We believe that, buoyed by a mix of established operations and exciting new ventures, tourism has the potential to be a significant catalyst – a saviour, if you like – in reigniting the South African economy.

Given the proper support – with a focus on business enablement rather than business financing – more small local tourism and hospitality businesses could flourish, and weave their eclectic flavours and textures into our already vibrant tourism fabric.

It’s no secret that South Africa’s economic growth is not what it could and should be.

The recent ratings downgrades have put a further spanner in the works, but we believe there are rays of hope on the horizon.

For one, that we saw a remarkable 13% increase in international tourists coming here last year, pushing the figure beyond the 10 million mark, should give us pause for thought.

South Africa has relied on its mineral resources for too long – there are other avenues, such a robust manufacturing sector, that could spark an economic renaissance, but for those of us who have been steeped in all things tourism for several years, one thing has become abundantly clear: tourism is our country’s new gold.

Gold and platinum are finite resources – but breathtaking scenic beauty, a winning climate and unparalleled hospitality are infinite.

It’s a vein of riches that has yet to be fully mined and exploited.

It’s projected that tourism, which already supports about 700 000 jobs directly and countless more in related sectors such as transport and agriculture, can create an additional 225 000 sustainable jobs by 2030.

Generating a quarter of a million jobs in one sector in the space of just more than a decade is, admittedly, an ambitious target.

International and domestic tourism already inject billions of rands into the South African economy, but there is still much work to be done to achieve our target of growing our sector.

5 in 5

SA Tourism, our destination marketing agency, has embarked on an exciting “5 in 5” strategy.

This plan aims to attract an additional 5 million international and domestic tourists to South Africa by 2022 through smart partnerships and strategic marketing investments in key international markets.

This will most likely translate into increased tourist numbers and tourism-related revenue.

We want South Africans to realise that they all benefit from tourism, that they all have a role to play in making our country tourist-friendly and that they too can travel – it’s not just for the elite.

We are launching a new campaign at the tourism indaba, which takes place at the Inkosi Albert Luthuli International Convention Centre in Durban from May 16 to 18, to stimulate domestic tourism by encouraging South Africans to become a nation of tourism ambassadors.

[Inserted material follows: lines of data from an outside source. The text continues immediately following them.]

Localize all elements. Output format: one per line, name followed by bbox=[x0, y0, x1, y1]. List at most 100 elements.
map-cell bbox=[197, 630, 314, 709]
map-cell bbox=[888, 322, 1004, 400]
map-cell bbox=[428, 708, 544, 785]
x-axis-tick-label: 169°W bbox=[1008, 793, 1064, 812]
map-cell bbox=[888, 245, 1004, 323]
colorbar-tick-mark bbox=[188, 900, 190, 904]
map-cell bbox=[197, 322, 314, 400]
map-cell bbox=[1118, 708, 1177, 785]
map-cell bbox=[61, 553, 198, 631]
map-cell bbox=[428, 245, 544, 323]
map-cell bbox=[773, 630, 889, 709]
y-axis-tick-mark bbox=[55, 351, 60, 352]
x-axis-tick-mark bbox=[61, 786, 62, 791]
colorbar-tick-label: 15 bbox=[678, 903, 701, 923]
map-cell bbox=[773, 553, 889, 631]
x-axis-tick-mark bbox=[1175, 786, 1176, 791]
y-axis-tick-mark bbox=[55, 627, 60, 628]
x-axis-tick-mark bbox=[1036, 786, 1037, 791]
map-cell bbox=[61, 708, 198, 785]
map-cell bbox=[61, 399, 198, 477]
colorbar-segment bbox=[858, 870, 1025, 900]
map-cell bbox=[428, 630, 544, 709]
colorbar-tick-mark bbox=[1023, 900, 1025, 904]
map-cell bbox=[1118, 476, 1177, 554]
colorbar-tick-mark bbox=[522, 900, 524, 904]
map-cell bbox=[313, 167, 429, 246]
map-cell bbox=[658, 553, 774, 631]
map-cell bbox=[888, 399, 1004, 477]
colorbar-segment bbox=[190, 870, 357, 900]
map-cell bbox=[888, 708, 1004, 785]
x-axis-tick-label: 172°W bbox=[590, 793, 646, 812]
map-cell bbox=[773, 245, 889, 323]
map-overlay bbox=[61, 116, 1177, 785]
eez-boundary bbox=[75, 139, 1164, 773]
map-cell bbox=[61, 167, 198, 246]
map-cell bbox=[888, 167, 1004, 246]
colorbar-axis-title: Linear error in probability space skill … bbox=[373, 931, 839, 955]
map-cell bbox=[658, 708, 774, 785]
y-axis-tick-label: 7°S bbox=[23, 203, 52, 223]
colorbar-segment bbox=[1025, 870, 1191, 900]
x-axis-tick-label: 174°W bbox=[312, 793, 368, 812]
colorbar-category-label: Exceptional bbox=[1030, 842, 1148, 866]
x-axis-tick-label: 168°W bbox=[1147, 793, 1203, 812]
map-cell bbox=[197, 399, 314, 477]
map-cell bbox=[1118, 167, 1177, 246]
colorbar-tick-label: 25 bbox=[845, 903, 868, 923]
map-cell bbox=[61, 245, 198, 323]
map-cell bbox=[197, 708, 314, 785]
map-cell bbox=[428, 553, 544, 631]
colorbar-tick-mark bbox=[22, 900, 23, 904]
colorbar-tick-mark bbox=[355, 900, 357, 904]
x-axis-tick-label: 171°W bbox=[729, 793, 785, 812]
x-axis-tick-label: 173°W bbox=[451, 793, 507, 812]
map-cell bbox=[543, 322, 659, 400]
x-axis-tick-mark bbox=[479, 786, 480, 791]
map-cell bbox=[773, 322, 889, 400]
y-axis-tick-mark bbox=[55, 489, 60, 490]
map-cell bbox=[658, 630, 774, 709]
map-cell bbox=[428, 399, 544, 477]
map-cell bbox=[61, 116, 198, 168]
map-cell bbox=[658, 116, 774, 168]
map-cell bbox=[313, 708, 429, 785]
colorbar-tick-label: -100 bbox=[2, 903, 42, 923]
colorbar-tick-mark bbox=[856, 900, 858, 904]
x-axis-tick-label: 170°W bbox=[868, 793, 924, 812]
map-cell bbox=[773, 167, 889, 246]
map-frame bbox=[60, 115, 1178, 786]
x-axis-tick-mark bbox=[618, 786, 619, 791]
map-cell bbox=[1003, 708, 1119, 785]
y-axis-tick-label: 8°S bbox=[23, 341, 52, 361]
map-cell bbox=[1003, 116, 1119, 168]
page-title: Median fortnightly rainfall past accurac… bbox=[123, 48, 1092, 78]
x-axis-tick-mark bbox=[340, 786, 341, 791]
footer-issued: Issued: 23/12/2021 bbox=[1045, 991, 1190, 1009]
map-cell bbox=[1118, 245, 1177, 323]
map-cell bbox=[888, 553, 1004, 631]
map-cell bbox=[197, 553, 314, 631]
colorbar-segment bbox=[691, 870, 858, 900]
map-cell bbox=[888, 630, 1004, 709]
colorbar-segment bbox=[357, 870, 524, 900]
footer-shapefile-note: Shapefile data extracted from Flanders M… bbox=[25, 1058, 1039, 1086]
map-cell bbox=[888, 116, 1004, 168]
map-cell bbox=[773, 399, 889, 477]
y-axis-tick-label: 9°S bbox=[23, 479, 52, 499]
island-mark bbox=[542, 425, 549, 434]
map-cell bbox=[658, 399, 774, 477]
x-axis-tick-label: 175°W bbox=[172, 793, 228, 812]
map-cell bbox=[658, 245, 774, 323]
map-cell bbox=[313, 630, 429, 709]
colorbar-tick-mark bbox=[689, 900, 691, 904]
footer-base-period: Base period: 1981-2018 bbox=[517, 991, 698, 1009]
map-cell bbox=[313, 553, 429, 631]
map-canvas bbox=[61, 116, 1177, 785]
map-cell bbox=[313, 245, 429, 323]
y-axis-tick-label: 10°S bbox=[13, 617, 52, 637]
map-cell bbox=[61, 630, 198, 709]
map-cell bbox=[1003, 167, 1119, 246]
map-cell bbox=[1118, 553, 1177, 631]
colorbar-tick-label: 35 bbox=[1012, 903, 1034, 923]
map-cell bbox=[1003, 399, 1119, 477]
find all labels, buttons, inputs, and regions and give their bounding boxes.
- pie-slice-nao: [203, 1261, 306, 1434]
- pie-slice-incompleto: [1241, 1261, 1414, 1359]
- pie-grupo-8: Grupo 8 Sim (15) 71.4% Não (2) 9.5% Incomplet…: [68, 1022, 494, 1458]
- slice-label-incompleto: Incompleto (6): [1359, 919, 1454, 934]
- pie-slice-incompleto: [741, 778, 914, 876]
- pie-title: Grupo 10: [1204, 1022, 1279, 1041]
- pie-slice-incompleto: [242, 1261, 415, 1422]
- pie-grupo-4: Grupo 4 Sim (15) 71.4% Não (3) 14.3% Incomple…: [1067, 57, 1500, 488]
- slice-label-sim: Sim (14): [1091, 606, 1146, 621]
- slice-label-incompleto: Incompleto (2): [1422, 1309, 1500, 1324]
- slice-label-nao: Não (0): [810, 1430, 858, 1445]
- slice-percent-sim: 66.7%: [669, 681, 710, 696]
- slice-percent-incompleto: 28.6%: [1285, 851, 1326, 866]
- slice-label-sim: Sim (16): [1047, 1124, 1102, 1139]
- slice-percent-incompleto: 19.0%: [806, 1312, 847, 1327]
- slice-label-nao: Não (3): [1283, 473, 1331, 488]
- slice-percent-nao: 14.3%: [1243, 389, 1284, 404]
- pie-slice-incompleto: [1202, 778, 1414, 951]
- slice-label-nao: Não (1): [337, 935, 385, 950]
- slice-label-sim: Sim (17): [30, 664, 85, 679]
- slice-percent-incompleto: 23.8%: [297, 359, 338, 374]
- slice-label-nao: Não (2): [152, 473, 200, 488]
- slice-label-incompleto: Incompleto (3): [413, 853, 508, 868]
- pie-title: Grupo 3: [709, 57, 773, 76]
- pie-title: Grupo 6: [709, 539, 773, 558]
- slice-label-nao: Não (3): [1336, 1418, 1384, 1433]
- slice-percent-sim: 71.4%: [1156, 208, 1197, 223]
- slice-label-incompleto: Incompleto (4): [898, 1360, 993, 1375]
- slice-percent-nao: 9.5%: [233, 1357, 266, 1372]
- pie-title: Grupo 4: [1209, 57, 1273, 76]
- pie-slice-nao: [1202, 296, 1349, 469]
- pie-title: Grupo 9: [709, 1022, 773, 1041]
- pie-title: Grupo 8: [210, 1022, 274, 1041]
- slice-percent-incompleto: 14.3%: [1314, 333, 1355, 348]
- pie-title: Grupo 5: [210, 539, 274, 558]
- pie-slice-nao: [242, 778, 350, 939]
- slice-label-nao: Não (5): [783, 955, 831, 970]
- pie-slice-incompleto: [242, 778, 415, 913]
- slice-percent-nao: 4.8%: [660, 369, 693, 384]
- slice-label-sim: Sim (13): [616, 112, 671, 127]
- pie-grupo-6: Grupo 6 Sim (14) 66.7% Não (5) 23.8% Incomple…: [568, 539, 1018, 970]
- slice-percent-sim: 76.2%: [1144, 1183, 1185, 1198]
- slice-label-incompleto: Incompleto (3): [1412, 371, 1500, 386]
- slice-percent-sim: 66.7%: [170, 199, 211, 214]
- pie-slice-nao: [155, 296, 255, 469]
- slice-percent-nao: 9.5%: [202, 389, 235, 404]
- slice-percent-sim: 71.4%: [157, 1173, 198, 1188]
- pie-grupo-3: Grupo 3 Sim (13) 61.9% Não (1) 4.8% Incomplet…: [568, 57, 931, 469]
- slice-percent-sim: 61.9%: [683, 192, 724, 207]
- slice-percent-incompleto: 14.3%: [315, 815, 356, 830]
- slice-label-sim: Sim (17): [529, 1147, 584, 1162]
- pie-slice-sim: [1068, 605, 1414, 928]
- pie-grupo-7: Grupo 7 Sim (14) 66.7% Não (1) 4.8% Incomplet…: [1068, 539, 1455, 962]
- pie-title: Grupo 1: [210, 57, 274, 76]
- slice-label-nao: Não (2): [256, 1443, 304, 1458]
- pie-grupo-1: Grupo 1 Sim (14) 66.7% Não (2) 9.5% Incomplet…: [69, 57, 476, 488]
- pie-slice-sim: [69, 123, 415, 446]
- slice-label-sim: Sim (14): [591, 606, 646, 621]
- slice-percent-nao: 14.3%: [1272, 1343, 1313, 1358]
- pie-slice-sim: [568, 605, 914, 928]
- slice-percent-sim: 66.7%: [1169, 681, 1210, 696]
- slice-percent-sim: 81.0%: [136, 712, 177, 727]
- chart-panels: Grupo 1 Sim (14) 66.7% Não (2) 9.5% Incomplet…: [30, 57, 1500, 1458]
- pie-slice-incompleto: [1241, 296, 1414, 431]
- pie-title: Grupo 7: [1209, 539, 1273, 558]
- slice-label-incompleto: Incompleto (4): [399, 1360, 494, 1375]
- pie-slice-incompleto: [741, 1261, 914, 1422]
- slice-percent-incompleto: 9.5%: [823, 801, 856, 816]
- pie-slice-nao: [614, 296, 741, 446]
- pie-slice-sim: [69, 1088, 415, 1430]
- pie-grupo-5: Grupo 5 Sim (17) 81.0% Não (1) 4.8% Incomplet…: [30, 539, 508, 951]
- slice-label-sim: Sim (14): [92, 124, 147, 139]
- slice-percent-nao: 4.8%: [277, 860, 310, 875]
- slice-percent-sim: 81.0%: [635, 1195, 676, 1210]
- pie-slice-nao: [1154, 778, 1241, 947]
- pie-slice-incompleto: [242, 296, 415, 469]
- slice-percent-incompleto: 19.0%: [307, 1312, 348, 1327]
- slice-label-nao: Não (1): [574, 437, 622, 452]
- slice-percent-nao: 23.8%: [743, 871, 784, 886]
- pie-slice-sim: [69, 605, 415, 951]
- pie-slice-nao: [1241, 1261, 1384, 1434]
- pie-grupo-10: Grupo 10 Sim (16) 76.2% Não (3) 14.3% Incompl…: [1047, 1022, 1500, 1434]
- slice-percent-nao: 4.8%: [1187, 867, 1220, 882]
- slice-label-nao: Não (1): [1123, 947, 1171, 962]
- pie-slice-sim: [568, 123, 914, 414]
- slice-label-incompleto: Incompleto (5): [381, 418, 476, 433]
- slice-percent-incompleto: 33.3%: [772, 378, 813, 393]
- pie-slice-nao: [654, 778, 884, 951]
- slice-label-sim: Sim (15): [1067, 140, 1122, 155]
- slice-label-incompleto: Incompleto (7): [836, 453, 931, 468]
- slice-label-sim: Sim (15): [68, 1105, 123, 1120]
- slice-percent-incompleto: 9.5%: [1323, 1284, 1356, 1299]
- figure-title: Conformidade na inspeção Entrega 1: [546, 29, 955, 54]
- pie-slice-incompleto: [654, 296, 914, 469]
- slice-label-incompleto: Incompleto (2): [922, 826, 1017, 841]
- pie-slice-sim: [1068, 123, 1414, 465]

We want the entire country to rally behind tourism and realise that it is a powerful vehicle that can change lives and bring about meaningful, inclusive economic growth that will benefit all our people and boost our country’s gross domestic product.

Already, entrepreneurs such as Mahumapelo are living this tourism ethos every day and are pursuing the African dream – a dream of self-made prosperity while uplifting others.

Now it’s up to all of us to help others like him step up to the plate and let their gilded tourism offerings shine.